I.e., the sites are presented in alphabetical order *per* *federation*
*but* the federations themselfs are bogus-sorted.
(Finally there's also offered a search, which is necessary
considering all of the above.)
* Also it offers all IDPs it knows via (inter-)federation for login
including those that cannot possibly work (because the IDP does
not belong to / represent a subscriber, or isn't even a real
organisation such as a federation's public test IDP). That adds noise
to the UI and makes institutional selection more difficult, IMHO.
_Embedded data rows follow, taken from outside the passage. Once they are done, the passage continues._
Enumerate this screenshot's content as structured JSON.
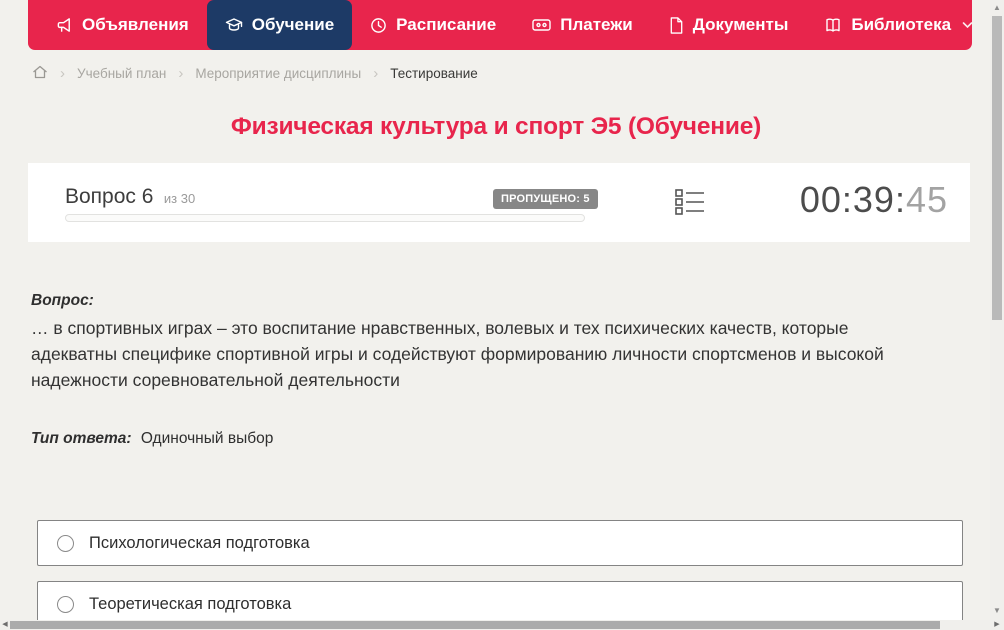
{
  "colors": {
    "accent_red": "#e8254c",
    "active_navy": "#1d3a66",
    "badge_gray": "#878787",
    "page_bg": "#f2f1ed"
  },
  "nav": {
    "items": [
      {
        "label": "Объявления",
        "icon": "megaphone-icon",
        "active": false
      },
      {
        "label": "Обучение",
        "icon": "graduation-cap-icon",
        "active": true
      },
      {
        "label": "Расписание",
        "icon": "clock-icon",
        "active": false
      },
      {
        "label": "Платежи",
        "icon": "credit-card-icon",
        "active": false
      },
      {
        "label": "Документы",
        "icon": "document-icon",
        "active": false
      },
      {
        "label": "Библиотека",
        "icon": "book-icon",
        "active": false,
        "has_dropdown": true
      }
    ]
  },
  "breadcrumb": {
    "home_icon": "home-icon",
    "items": [
      {
        "label": "Учебный план",
        "current": false
      },
      {
        "label": "Мероприятие дисциплины",
        "current": false
      },
      {
        "label": "Тестирование",
        "current": true
      }
    ]
  },
  "page": {
    "title": "Физическая культура и спорт Э5 (Обучение)"
  },
  "question_panel": {
    "question_label": "Вопрос 6",
    "question_of": "из 30",
    "skipped_badge": "ПРОПУЩЕНО: 5",
    "progress_percent": 0,
    "list_icon": "question-list-icon",
    "timer_main": "00:39:",
    "timer_seconds": "45"
  },
  "question": {
    "label": "Вопрос:",
    "text": "… в спортивных играх – это воспитание нравственных, волевых и тех психических качеств, которые адекватны специфике спортивной игры и содействуют формированию личности спортсменов и высокой надежности соревновательной деятельности",
    "answer_type_label": "Тип ответа:",
    "answer_type_value": "Одиночный выбор",
    "options": [
      {
        "label": "Психологическая подготовка",
        "selected": false
      },
      {
        "label": "Теоретическая подготовка",
        "selected": false
      }
    ]
  },
  "scrollbars": {
    "vertical_up": "▲",
    "vertical_down": "▼",
    "horizontal_left": "◀",
    "horizontal_right": "▶"
  }
}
* Emerald's new Discovery Interface (now at liblynx.com) also leaves a
lot to be desired:
* They only offer a search-based interface and that doesn't offer
auto-complete / search-as-you-type. (At least that search interface
has meanwhile been sped up to acceptable levels, a few months ago
every search took 4-5 seconds before any results were being
displayed.)
* That search interface simply *doesn't* *find* roughly 25% of their
subscribing customers from our federation, no matter what you
search for. Can't get any worse wrt discovery, IMO.
* In at least one case the institution can be found but when
selecting it turns out it's actually /another/ institution (one
that's not even a subscriber, AFAIK), i.e., you're being sent to
the *wrong* institution. Probably on par with not finding the
subscribing institution, as far as worst possible errors go.
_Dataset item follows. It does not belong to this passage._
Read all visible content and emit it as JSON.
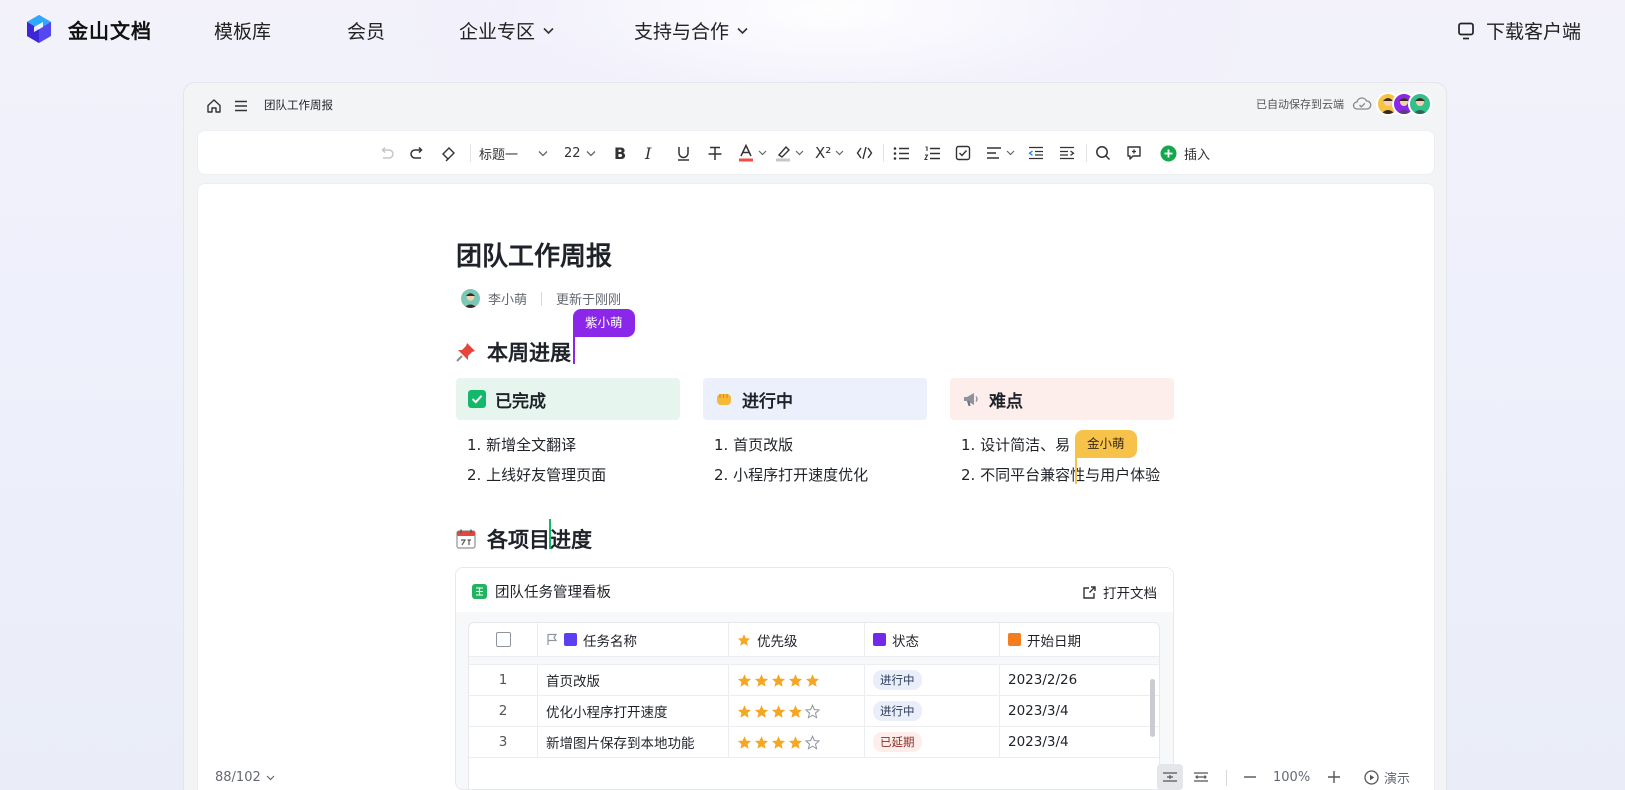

* Most of the institution names are somewhat maimed or presented in
completely inconsistent ways, instead of e.g. relying on the
federation-supplied, normalised display names. Some institution
names ARE IN ALL CAPS, others are not. Most have broken umlauts by
having umlauts replaced with the base character, "ä" -> "a",
others by using transcription convensions "ä" -> "ae". Some are
only shown with their English-language name, others only with
their German-language name. Some can be found using
German-language terms or names but then will only be shown in
English, e.g. searching for "fh ober" will return "University of
Applied Sciences Upper Austria" (which is correct, but highly
unintuitive). None can be found with "Vienna" but only using the
city's German-language name ("Wien") -- with some publishers it's
the other way around, of course. Some display names contain
company type information ("GmbH", the local type of an LLC), some
don't. Some have the German-language equivalent of "library" in
the display name, some don't, etc. -- In short: It's a complete mess.
If that's really "the best" and possibly even worthy of being awarded
for it then the general state of affairs in this industry must be even
worse than I thought (if that's even possible).
N.B.: I have not looked at any other aspects beyond the IDP Discovery
Service (e.g. "get article"-type flows from deep links, etc.).
The above results are all easily discoverable within a few minutes of
trying to use either of the interfaces, armed with only a list of
institutions to search for.
Best regards,
-peter
[1] As evidenced by the need for and almost universal lack of adoption
of https://discovery.refeds.org/ Whether https://ra21.org and
seamlessaccess.org will fare better remains to be seen.